Lee’s play, which won the 2019 Bruntwood Prize for Playwriting International Award, takes place at the Royal Exchange Theatre, directed by Roy Alexander Weise. The production “jumps through time – twisting into and then exploding lifetimes of repetitive Asian stereotypes”. The play’s run will notably overlap with a controversial revival of Miss Saigon at the Sheffield Crucible.

At the recently reopened New Century Hall in Manchester, London record label Young will host a series of club nights with Israeli dance company LEV entitled ROSE, featuring music by Ben UFO. The music program also includes opening weekend performances from Janelle Monáe, Alison Goldfrapp performing her new solo material, and a set of Patsy Cline covers by John Grant and the Richard Hawley band.

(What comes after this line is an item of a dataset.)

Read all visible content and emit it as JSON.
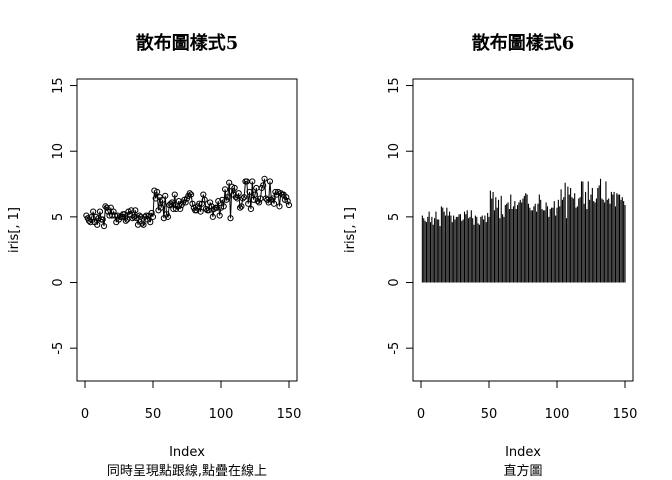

Celebrated Beninese singer Angélique Kidjo returns to Manchester for the first time in 10 years with a performance featuring local musicians, while electronic musician Afrodeutsche will collaborate with chamber orchestra Manchester Camerata.

Japanese musician, composer, producer, pianist, activist, writer, actor and dancer Ryuichi Sakamoto.

Japanese musician, composer, producer, pianist, activist, writer, actor and dancer Ryuichi Sakamoto. Photo: Joel Saget/AFP/Getty Images

A highlight in the festival’s visual arts program is The Trequartista – Art and Football United. Curated by Hans Ulrich Obrist and footballer Juan Mata, the collaboration will see 11 contemporary artists and 11 footballers create new work inspired by the specialized and increasingly rare role of the trequartista – a player who operates between midfielders and strikers. Works produced at The Trequartista will be presented in a group exhibition at MIF 2025, with the project’s first work, by Mata and German artist Tino Sehgal, on display at this year’s festival.

Sakamoto’s new work, a collaboration with mixed reality content production studio Tin Drum, is titled Kagami. The public will wear “optically transparent devices” to watch a virtual Sakamoto play piano pieces at Versa Manchester Studios. Sakamoto made his rectal cancer diagnosis public in January 2021, saying that “I will live alongside cancer from now on. But I hope to continue making music for a while.”